Monday, March 26, 2007

Education for technology labor

Two readings this week, broadly speaking, consider the racialized science of management. In “The Anxious Engineer,” Amy Slaton explores how the seemingly value-neutral field of engineering, one of many educational enterprises, is related to strengthening or correcting social stratifications. If engineering schools can strengthen or weaken social stratifications, they are not only educational institutions, but also centers of social business in which minority inclusion – or exclusion – is carried out. Two cases – the University of Illinois and Prairie View University’s Center for Applied Radiation Research (CARR) – exemplify this point. Though the University of Illinois accepted minority students – African-Americans and Latinos – based on the idea of educational equity, the school hesitated to provide remedial coursework for those minority students with insufficient math skills. Thus, though the school lowered entrance standards, it did not couple this measure with corresponding changes in curriculum, consequently resulting in the exclusion of minority students from the field of engineering. In contrast, CARR produced increasing numbers of minority PhD students in the engineering field, supported by NASA’s flexible definition of productivity.

In “The Work of Corporate Culture,” Avery Gordon explores the racialized science of management in corporative settings, focusing on its ahistorical framing of race and gender issues. At base, Gordon situates the issue of diversity management in the context of the changing social contracts of the 20th century, in which the function of the state is transferred to private enterprise as a result of the development of capitalism. Diversity management in corporations is, in essence, “capitalist management,” in which maximizing profit is the only goal. In this context, Gordon argues, diversity management “upholds and defends systems that produce racializing effects,” though it rejects discrimination on the basis of race or color. He calls this new type of management “liberal racism,” which is an “antiracist attitude that coexists with support for racist outcomes” (p. 17). However, he does not specify or give the evidence of “racist outcomes” in corporations. It seems that he focuses more on ‘who’ manages for ‘what’, and what is maintained by diversity management, than on what they manage. Thus, it appears that his distrust of the managerialism on which hegemonic blocks lean in order to maintain their social status leads him to further suspicion of one of managerialism’s variations, i.e., diversity management.



Discussion questions

1. Amy Slaton appears to argue that racial inclusion (i.e., equity) should be seriously considered in the production of even high-tech engineers. Do you agree with her argument? If you were in a position to screen students applying to engineering school, which criteria would you give more weight – race and gender or skills required and background knowledge?

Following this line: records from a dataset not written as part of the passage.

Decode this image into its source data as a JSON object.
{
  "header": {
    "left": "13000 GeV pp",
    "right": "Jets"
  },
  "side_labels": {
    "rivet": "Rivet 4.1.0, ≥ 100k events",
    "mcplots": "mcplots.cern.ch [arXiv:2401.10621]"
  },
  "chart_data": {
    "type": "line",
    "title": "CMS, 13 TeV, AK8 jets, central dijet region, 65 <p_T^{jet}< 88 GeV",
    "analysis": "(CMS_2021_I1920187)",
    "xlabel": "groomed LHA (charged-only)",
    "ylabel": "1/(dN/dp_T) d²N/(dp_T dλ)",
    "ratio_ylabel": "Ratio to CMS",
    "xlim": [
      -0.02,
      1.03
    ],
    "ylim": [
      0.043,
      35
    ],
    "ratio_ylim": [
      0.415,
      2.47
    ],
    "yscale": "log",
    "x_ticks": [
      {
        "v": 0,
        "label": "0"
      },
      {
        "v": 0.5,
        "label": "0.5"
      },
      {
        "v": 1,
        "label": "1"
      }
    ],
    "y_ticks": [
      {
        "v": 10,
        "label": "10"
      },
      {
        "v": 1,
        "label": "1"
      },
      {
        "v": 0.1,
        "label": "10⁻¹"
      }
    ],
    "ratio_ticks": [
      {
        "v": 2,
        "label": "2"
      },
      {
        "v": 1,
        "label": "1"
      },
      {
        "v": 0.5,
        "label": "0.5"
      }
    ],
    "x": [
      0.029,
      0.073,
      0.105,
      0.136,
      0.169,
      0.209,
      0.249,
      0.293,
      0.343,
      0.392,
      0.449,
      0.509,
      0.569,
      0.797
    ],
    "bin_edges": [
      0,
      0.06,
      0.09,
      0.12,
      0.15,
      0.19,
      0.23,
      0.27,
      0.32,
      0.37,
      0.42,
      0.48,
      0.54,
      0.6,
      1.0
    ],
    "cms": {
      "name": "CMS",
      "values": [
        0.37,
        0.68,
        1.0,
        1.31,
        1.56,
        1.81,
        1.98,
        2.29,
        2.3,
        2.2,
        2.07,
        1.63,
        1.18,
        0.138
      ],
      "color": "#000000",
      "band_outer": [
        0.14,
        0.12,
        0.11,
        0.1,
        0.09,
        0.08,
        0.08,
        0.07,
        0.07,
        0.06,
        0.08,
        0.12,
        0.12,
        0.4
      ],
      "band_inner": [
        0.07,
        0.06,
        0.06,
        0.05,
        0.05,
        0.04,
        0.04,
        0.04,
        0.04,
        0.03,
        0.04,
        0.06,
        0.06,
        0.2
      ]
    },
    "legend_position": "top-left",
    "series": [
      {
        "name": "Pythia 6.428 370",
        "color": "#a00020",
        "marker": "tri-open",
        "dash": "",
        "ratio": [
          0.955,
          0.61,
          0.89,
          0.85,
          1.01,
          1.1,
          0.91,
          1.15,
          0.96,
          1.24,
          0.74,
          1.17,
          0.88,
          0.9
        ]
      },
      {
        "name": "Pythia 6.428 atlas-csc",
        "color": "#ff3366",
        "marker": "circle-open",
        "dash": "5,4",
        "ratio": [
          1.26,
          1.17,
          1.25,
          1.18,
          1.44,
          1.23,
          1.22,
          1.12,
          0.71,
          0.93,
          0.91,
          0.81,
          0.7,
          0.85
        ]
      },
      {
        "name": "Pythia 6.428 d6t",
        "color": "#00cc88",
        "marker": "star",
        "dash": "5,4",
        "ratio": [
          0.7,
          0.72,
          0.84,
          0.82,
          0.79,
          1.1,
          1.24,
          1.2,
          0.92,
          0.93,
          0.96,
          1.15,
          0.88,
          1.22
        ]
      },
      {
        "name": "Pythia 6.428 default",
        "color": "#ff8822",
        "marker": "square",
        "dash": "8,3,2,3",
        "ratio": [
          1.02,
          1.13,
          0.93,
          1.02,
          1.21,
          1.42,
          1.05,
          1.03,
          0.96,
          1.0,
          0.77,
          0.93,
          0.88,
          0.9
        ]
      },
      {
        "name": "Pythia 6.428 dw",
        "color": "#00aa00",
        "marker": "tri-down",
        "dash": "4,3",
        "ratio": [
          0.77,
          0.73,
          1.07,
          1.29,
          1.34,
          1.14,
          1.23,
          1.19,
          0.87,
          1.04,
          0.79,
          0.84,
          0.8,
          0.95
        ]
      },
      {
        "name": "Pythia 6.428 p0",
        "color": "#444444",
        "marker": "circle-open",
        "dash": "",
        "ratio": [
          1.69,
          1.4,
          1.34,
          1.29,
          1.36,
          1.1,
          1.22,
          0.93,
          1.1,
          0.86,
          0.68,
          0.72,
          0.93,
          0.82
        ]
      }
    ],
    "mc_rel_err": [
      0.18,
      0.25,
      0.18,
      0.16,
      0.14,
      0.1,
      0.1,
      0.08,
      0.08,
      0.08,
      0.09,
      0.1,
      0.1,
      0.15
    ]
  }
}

2. Is education’s primary social function to maintain the status quo (functioning as one of the ideological apparatuses as Louis Althusser argued) or to reform society? Engineering education is somewhat related to the distribution of technology. If this distribution excludes certain social groups and in doing so perpetuates social stratification, technology is also somewhat related to solidification of the status quo. Is the purpose of technology to maintain social structure or to transform it (as exemplified in the digital divide debate)?

3. If the establishment of a classification system implicates serious political concerns as Geoffrey Bowker argued, removal of a certain classification system must include political dimensions as well. Do you find any removal of an existing classification system in diversity management? If so, what is the political implication of such a removal?

4. It appears that ‘effectiveness’ governs the development of any technology. What other factors can we identify in the development of technology according to Amy Slaton’s article?